PDF(Pubmed)
Abstract:
In this study, we investigate the effects of miRNA-138-5p and probable G-protein coupled receptor 124 (GPR124)-regulated inflammasome and downstream leukemia inhibitory factor (LIF)-STAT and adhesion molecule signaling in human decidual stromal cells. After informed consent was obtained from women aged 25-38 years undergoing surgical termination of the normal pregnancy and spontaneous miscarriage after 6-9 weeks of gestation, human decidual stromal cells were extracted from the decidual tissue. Extracellular vesicles (EVs) with microRNA (miRNA) between cells have been regarded as critical factors for embryo-maternal interactions on embryo implantation and programming of human pregnancy. MicroRNA-138-5p acts as the transcriptional regulator of GPR124 and the mediator of downstream inflammasome.
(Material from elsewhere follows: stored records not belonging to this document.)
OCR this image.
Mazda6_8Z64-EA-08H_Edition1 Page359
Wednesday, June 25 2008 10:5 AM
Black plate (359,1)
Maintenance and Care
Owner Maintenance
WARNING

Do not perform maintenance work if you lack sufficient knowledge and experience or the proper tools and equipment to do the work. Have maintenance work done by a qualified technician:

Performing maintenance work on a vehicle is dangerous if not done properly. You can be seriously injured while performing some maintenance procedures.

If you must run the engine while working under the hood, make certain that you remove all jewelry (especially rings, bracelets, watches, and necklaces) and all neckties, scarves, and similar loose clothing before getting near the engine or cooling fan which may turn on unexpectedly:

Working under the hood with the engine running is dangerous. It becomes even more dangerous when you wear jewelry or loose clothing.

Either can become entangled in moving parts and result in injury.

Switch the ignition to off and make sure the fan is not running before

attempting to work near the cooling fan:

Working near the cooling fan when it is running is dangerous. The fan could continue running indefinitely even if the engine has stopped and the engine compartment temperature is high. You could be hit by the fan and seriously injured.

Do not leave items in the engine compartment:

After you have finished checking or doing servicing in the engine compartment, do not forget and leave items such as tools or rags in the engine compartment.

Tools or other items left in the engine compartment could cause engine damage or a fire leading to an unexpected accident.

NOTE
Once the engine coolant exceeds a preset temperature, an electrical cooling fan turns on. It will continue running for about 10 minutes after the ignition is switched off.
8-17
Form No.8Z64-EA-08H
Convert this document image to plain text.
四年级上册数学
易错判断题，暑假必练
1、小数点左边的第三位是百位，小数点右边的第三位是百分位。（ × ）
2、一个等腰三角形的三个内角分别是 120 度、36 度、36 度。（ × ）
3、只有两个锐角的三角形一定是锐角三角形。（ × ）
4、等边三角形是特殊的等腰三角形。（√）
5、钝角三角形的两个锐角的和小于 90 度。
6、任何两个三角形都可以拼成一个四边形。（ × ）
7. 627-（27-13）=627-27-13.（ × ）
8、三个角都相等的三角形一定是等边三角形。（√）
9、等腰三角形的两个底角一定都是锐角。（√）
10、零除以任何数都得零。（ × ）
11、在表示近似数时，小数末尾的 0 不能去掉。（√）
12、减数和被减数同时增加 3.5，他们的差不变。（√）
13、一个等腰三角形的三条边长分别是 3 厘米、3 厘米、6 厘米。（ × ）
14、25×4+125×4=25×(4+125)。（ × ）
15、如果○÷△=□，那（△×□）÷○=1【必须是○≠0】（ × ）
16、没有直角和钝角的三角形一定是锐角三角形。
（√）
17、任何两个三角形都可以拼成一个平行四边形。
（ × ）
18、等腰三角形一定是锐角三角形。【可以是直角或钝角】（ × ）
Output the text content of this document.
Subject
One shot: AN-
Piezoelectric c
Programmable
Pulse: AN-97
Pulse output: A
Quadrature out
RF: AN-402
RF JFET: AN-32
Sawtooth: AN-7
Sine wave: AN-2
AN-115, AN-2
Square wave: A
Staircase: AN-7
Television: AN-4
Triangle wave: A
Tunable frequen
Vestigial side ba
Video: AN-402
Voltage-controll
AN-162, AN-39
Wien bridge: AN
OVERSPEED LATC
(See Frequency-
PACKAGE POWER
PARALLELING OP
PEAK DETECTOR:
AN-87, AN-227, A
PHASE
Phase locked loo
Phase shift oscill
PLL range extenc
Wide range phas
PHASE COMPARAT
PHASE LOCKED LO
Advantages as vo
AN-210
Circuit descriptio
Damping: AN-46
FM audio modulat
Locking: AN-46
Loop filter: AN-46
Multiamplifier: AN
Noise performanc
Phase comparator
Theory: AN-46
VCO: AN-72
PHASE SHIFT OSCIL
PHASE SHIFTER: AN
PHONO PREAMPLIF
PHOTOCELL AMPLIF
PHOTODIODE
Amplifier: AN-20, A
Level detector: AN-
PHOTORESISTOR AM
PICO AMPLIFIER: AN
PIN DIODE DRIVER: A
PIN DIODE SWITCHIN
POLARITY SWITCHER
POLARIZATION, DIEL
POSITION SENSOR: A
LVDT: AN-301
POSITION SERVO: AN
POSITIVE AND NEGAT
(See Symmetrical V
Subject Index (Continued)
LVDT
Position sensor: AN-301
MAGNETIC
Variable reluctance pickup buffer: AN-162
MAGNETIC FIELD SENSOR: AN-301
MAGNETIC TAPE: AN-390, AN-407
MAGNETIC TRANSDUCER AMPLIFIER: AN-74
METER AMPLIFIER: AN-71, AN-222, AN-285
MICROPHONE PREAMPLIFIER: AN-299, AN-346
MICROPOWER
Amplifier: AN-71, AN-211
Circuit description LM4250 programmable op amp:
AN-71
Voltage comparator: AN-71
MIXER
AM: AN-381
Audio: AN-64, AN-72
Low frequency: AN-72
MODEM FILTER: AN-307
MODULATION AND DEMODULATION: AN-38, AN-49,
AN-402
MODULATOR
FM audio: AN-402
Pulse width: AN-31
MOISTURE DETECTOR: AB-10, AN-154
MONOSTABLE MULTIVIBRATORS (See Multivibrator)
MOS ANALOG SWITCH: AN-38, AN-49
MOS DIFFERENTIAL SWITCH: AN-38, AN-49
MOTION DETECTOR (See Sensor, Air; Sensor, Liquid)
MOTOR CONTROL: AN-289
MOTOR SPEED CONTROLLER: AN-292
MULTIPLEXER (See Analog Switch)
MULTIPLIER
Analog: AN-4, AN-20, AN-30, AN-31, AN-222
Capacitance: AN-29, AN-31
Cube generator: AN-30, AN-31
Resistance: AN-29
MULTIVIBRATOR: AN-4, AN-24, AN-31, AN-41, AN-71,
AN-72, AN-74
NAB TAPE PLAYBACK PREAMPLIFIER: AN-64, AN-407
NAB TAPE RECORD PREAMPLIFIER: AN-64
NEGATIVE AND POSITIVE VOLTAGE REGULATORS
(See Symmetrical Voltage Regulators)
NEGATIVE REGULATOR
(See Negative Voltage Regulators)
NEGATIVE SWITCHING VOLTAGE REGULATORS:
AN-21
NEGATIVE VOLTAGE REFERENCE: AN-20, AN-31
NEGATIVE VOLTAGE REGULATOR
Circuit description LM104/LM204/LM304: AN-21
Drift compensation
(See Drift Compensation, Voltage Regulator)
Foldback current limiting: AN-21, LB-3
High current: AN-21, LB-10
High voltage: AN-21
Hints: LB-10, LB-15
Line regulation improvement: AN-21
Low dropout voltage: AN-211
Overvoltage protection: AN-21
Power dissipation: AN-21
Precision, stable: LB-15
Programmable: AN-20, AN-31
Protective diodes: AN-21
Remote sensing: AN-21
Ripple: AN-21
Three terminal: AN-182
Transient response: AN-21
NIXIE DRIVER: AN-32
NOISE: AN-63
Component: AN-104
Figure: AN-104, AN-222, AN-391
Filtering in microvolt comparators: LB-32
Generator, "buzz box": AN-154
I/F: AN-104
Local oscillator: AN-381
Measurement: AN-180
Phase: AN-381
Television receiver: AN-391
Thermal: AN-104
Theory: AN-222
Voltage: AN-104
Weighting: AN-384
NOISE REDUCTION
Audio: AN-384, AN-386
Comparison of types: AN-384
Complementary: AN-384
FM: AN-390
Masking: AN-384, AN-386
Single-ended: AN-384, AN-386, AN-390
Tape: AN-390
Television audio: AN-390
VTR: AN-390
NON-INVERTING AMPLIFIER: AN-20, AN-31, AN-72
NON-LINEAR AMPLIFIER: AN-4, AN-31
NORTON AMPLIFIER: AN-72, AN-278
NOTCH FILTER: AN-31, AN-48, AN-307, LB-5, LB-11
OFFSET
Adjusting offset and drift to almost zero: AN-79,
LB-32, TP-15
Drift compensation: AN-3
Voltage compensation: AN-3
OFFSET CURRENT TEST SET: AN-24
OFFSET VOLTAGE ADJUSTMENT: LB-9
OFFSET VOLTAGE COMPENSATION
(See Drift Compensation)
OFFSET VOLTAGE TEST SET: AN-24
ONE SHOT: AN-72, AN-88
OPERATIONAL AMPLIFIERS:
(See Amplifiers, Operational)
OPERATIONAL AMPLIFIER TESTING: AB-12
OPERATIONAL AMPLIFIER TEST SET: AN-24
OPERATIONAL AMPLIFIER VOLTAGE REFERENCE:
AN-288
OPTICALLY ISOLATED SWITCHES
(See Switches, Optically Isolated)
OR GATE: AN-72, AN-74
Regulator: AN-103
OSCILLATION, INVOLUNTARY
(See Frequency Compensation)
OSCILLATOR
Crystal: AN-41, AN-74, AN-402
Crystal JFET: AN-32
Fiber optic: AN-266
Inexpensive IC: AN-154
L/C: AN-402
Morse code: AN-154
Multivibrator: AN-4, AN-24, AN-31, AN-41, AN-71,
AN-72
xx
LIF-regulated STAT activation and expression of integrins might influence embryo implantation. Hence, a better understanding of LIF-STAT and adhesion molecule signaling would elucidate the mechanism of microRNA-138-5p- and GPR124-regulated inflammasome activation on embryo implantation and pregnancy. Our results show that microRNA-138-5p, purified from the EVs of decidual stromal cells, inhibits the expression of GPR124 and the inflammasome, and activates the expression of LIF-STAT and adhesion molecules in human decidual stromal cells. Additionally, the knockdown of GPR124 and NLRP3 through siRNA increases the expression of LIF-STAT and adhesion molecules. The findings of this study help us gain a better understanding the role of EVs, microRNA-138-5p, GPR124, inflammasomes, LIF-STAT, and adhesion molecules in embryo implantation and programming of human pregnancy.
摘要:
在这项研究中,我们研究了microRNA-138-5p和GPR124调节人蜕膜基质细胞炎症小体和下游LIF-STAT和粘附分子信号传导的作用。在获得25-38岁女性的知情同意后,在妊娠6-9周后接受手术终止正常妊娠和自发性流产,从蜕膜组织中分离人蜕膜基质细胞。细胞间具有微小RNA(miRNA)的胞外囊泡已被认为是胚胎-母体相互作用对胚胎植入和人类妊娠编程的关键因素。MicroRNA-138-5p充当GPR124的转录调节因子和下游炎性体的介质。LIF调节的STAT激活和整合素的表达可能影响胚胎植入。因此,对LIF-STAT和粘附分子信号传导的更好理解将阐明microRNA-138-5p-和GPR124-调节炎症体激活对胚胎着床和妊娠的作用机制.我们的结果显示从蜕膜基质细胞纯化的细胞外囊泡,microRNA-138-5p抑制GPR124和炎性体表达,和microRNA-138-5p激活人蜕膜基质细胞中LIF-STAT和粘附分子的表达。此外,通过siRNA敲除GPR124和NLRP3增加了LIF-STAT和粘附分子的表达。我们的发现揭示了更好地理解细胞外囊泡的作用,microRNA-138-5p,GPR124,炎性体,和LIF-STAT和粘附分子在胚胎植入和人类妊娠编程中的作用。